What if the simple rules instead lead to the opposite effect?
Quite often in organisations that do stupid things, it’s hard to pin the stupid decisions on any one person even in retrospect, and there may be no stupid individuals involved. Sometimes, … the people are very smart …
In any organisation, leaders should reflect on the simple rules that people follow even when they’re not thinking, and ask if they’re more likely to generate intelligence or stupidity.
There is no innate human drive to avoid stupidity. We evolved to survive and thrive and that means getting along with others — that’s our priority, most of the time. [for example] avoiding open disagreement reduces the collective intelligence of any group. The more that members of a group follow a rule like ‘agree with the consensus’ or ‘agree with the leader’ the less gets contributed to the general pool of ideas and arguments. The shallower the pool, the more likely it is that something stupid will crawl out from it, covered in slime.

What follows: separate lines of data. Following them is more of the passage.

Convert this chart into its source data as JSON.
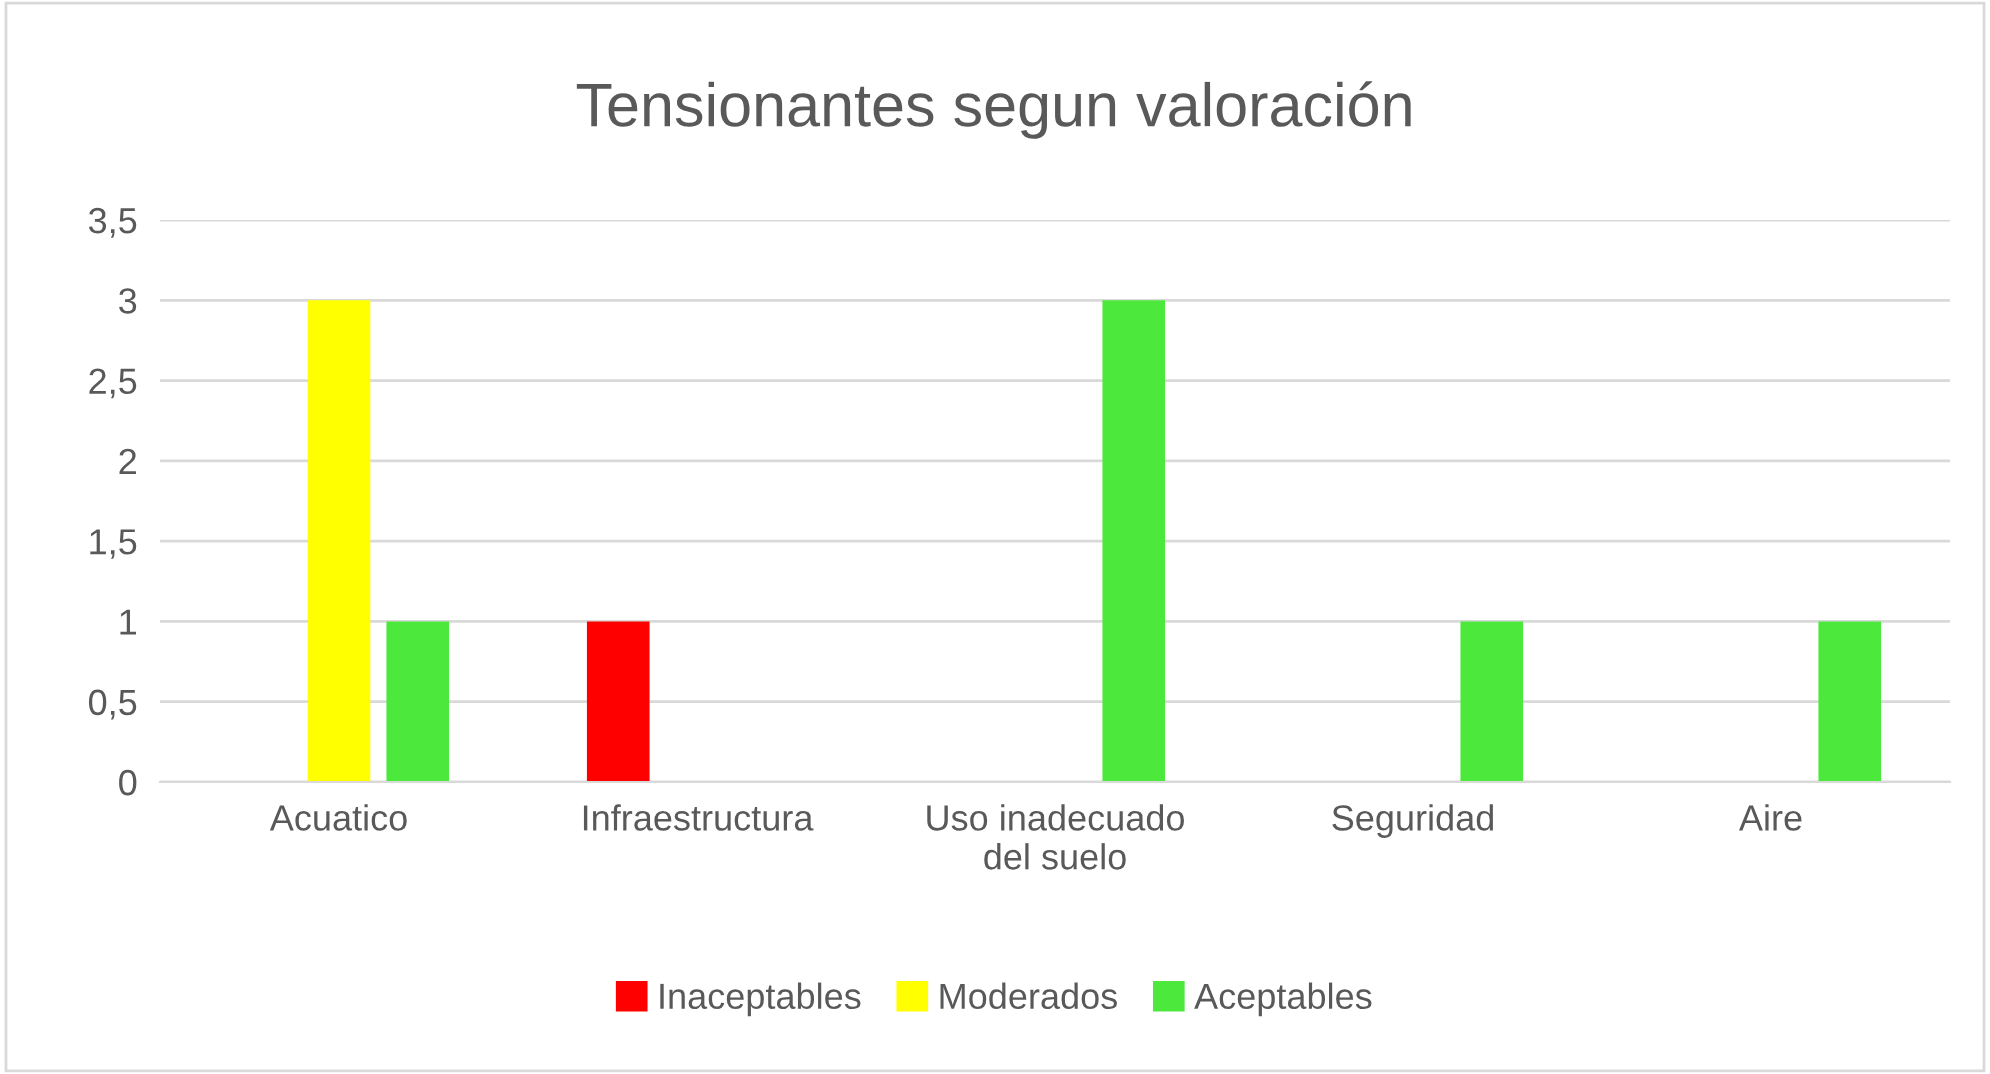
{
  "chart_data": {
    "type": "bar",
    "title": "Tensionantes segun valoración",
    "categories": [
      "Acuatico",
      "Infraestructura",
      "Uso inadecuado\ndel suelo",
      "Seguridad",
      "Aire"
    ],
    "series": [
      {
        "name": "Inaceptables",
        "color": "#ff0000",
        "values": [
          0,
          1,
          0,
          0,
          0
        ]
      },
      {
        "name": "Moderados",
        "color": "#ffff00",
        "values": [
          3,
          0,
          0,
          0,
          0
        ]
      },
      {
        "name": "Aceptables",
        "color": "#4ce83c",
        "values": [
          1,
          0,
          3,
          1,
          1
        ]
      }
    ],
    "ylim": [
      0,
      3.5
    ],
    "yticks": [
      0,
      {
        "value": 0.5,
        "label": "0,5"
      },
      1,
      {
        "value": 1.5,
        "label": "1,5"
      },
      2,
      {
        "value": 2.5,
        "label": "2,5"
      },
      3,
      {
        "value": 3.5,
        "label": "3,5"
      }
    ],
    "grid": "y",
    "legend": "bottom"
  }
}
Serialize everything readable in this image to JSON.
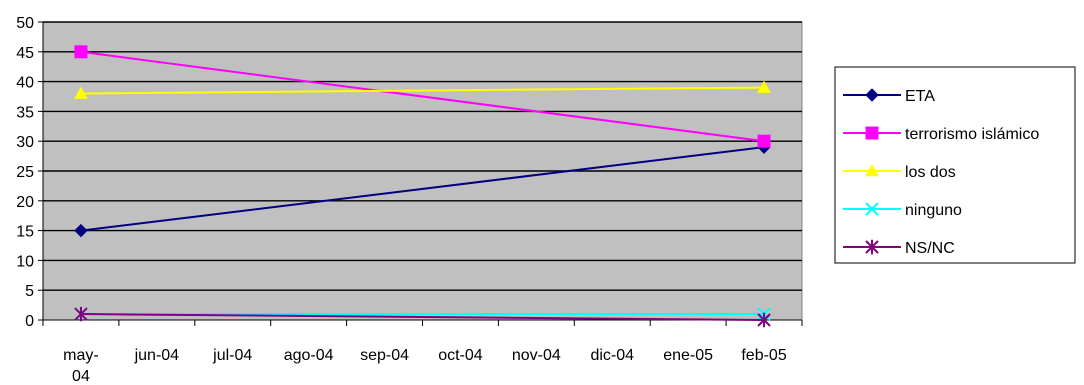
{
  "chart_data": {
    "type": "line",
    "categories": [
      "may-04",
      "jun-04",
      "jul-04",
      "ago-04",
      "sep-04",
      "oct-04",
      "nov-04",
      "dic-04",
      "ene-05",
      "feb-05"
    ],
    "category_label_lines": [
      [
        "may-",
        "04"
      ],
      [
        "jun-04"
      ],
      [
        "jul-04"
      ],
      [
        "ago-04"
      ],
      [
        "sep-04"
      ],
      [
        "oct-04"
      ],
      [
        "nov-04"
      ],
      [
        "dic-04"
      ],
      [
        "ene-05"
      ],
      [
        "feb-05"
      ]
    ],
    "ylim": [
      0,
      50
    ],
    "yticks": [
      0,
      5,
      10,
      15,
      20,
      25,
      30,
      35,
      40,
      45,
      50
    ],
    "grid": true,
    "legend_position": "right",
    "plot_background": "#c0c0c0",
    "series": [
      {
        "name": "ETA",
        "x": [
          "may-04",
          "feb-05"
        ],
        "values": [
          15,
          29
        ],
        "color": "#000080",
        "marker": "diamond"
      },
      {
        "name": "terrorismo islámico",
        "x": [
          "may-04",
          "feb-05"
        ],
        "values": [
          45,
          30
        ],
        "color": "#ff00ff",
        "marker": "square"
      },
      {
        "name": "los dos",
        "x": [
          "may-04",
          "feb-05"
        ],
        "values": [
          38,
          39
        ],
        "color": "#ffff00",
        "marker": "triangle"
      },
      {
        "name": "ninguno",
        "x": [
          "may-04",
          "feb-05"
        ],
        "values": [
          1,
          1
        ],
        "color": "#00ffff",
        "marker": "x"
      },
      {
        "name": "NS/NC",
        "x": [
          "may-04",
          "feb-05"
        ],
        "values": [
          1,
          0
        ],
        "color": "#800080",
        "marker": "star"
      }
    ]
  }
}
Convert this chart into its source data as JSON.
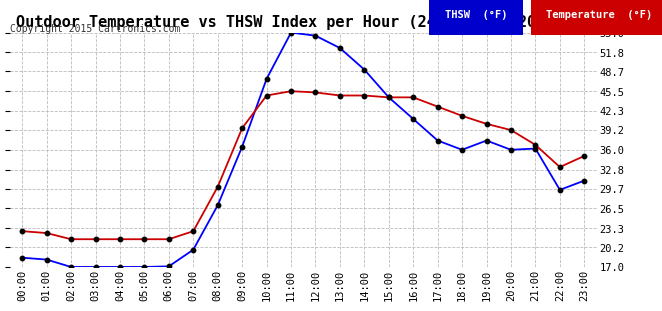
{
  "title": "Outdoor Temperature vs THSW Index per Hour (24 Hours)  20150307",
  "copyright": "Copyright 2015 Cartronics.com",
  "hours": [
    "00:00",
    "01:00",
    "02:00",
    "03:00",
    "04:00",
    "05:00",
    "06:00",
    "07:00",
    "08:00",
    "09:00",
    "10:00",
    "11:00",
    "12:00",
    "13:00",
    "14:00",
    "15:00",
    "16:00",
    "17:00",
    "18:00",
    "19:00",
    "20:00",
    "21:00",
    "22:00",
    "23:00"
  ],
  "thsw": [
    18.5,
    18.2,
    17.0,
    17.0,
    17.0,
    17.0,
    17.1,
    19.8,
    27.0,
    36.5,
    47.5,
    55.0,
    54.5,
    52.5,
    49.0,
    44.5,
    41.0,
    37.5,
    36.0,
    37.5,
    36.0,
    36.2,
    29.5,
    31.0
  ],
  "temperature": [
    22.8,
    22.5,
    21.5,
    21.5,
    21.5,
    21.5,
    21.5,
    22.8,
    30.0,
    39.5,
    44.8,
    45.5,
    45.3,
    44.8,
    44.8,
    44.5,
    44.5,
    43.0,
    41.5,
    40.2,
    39.2,
    36.8,
    33.2,
    35.0
  ],
  "thsw_color": "#0000ff",
  "temp_color": "#cc0000",
  "marker_color": "#000000",
  "background_color": "#ffffff",
  "grid_color": "#bbbbbb",
  "ylim": [
    17.0,
    55.0
  ],
  "yticks": [
    17.0,
    20.2,
    23.3,
    26.5,
    29.7,
    32.8,
    36.0,
    39.2,
    42.3,
    45.5,
    48.7,
    51.8,
    55.0
  ],
  "title_fontsize": 11,
  "tick_fontsize": 7.5,
  "copyright_fontsize": 7,
  "legend_thsw_label": "THSW  (°F)",
  "legend_temp_label": "Temperature  (°F)",
  "legend_thsw_bg": "#0000cc",
  "legend_temp_bg": "#cc0000"
}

This is a good caution that no system is infallible and emergent behavior needs to be constantly monitored to make sure it is heading in a desirable direction. This can be tricky to balance as by the time patterns begin to emerge it may be difficult to course correct the system without dramatic interventions that go against the original intent to keep the rules simple. In this way it is easy to see how rules and bureaucracy build from originally idealistic ambitions about simplicity.